No Man's Land (Salomé Lamas in Person)
September 29, 2013
The films of Salomé Lamas are unreservedly fearless. Formally fearless, as they bend the conventions of form and narrative, documentary and contemporary art; and physically fearless, as we see her trapped, hanging, falling, or sitting still behind a camera letting others courageously occupy the space of the image. She is aware of the rules, makes her own game, does it again.
Born in Lisbon, Salomé studied cinema and fine arts both in Portugal and Amsterdam, and has exhibited her work widely both in the context of the gallery and the film theater.
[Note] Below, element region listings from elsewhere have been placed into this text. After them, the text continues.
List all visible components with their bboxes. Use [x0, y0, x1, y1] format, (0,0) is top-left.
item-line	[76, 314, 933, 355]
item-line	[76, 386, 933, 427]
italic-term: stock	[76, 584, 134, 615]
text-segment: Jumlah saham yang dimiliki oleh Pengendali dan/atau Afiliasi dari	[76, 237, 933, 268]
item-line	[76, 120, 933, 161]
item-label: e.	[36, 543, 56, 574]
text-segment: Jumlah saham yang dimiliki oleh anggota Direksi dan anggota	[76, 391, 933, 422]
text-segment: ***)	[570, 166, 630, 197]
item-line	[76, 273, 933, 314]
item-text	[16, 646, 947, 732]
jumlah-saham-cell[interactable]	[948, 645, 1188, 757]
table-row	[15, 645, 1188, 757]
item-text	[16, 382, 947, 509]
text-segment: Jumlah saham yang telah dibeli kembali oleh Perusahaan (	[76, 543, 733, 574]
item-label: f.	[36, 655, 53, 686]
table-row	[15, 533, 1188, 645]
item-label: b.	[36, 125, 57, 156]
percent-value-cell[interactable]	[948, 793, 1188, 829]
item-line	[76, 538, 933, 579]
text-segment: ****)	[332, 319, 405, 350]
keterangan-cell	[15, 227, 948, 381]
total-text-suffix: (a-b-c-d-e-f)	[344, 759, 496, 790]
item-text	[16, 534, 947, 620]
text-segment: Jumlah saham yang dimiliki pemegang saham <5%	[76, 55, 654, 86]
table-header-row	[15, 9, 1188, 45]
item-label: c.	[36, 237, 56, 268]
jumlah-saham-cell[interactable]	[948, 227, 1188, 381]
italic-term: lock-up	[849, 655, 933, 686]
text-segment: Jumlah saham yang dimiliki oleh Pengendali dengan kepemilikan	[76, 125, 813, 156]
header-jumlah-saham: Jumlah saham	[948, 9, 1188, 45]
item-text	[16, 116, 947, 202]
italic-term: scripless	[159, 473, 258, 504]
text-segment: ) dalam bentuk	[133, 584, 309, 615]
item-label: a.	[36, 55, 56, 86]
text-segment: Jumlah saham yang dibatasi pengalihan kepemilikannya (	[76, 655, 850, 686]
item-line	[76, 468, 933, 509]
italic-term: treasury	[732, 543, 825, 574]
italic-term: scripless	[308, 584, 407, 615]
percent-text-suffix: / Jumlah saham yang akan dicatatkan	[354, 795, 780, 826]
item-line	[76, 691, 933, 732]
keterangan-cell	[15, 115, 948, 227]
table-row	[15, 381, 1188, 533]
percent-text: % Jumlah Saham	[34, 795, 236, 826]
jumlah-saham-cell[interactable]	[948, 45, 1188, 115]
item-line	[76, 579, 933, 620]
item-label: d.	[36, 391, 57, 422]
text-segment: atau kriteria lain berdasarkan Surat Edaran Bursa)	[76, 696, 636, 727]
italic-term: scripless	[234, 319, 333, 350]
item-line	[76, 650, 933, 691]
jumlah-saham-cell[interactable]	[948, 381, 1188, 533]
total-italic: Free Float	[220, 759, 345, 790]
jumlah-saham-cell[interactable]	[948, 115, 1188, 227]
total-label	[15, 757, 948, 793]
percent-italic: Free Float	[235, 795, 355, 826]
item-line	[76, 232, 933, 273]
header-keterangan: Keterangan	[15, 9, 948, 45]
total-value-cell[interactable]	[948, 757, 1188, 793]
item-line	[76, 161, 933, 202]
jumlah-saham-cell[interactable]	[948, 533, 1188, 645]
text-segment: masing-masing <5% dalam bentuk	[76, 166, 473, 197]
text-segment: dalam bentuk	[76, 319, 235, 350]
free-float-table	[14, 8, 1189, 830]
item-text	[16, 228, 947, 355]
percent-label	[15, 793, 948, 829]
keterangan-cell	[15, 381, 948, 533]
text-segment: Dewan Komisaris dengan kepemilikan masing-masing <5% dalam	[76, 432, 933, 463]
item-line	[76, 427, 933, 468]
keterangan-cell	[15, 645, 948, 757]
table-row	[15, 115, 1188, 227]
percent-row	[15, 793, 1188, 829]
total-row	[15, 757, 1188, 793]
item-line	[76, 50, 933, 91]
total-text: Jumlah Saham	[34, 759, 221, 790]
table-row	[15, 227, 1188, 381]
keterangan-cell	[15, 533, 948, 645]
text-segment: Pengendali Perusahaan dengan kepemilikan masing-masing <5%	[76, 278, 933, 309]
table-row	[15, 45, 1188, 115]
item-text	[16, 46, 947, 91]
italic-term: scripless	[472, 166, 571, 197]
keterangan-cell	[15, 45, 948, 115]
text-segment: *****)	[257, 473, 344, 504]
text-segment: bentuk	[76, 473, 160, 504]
Rather than conventionally dwelling in the periphery between cinema and the visual arts, ethnography and narration, she has made these languages her own. Her films render futile divisions between genre and modes of exhibition, and become the site where cinema shares a common space, forms and materials, with video and installation, in an inviting occupation of a no man’s land.
In No Man’s Land, a mercenary sits in a chair on a sober setting in an abandoned palace inLisbon, as if beginning to pose for a cinematic portrait. The perpetrator is given the space to face the spectator and perform his own history, constructing a fiction which slowly reveals doubts and contradictions, as the camera watches, relentlessly. Paulo narrates his involvement as a hired killer for special military forces during the Portuguese colonial war, the part he played in the GAL (Antiterrorist Liberation Group), a death squad illegally established by the Spanish government to annihilate high officials of ETA, and his work as a mercenary for the CIA in El Salvador. The film is decidedly not interested in the veracity of the historical record, in re-actualizing the official historical narrative, but in the present moment of witnessing, the contemporary space inhabited by the performance of a memory. It rejects to dwell in a static moral duality, and chooses rather play a game where accuser and accused frequently change positions – at a certain point in the film, Paulo asks “How much is worth the life of a man? A man like me or men like them?” No Man’s Land exposes its own processes of making, and reveals itself as a set or a stage where information or document are peripheral to the question of how one plays out and crystallizes as history his own personal truth.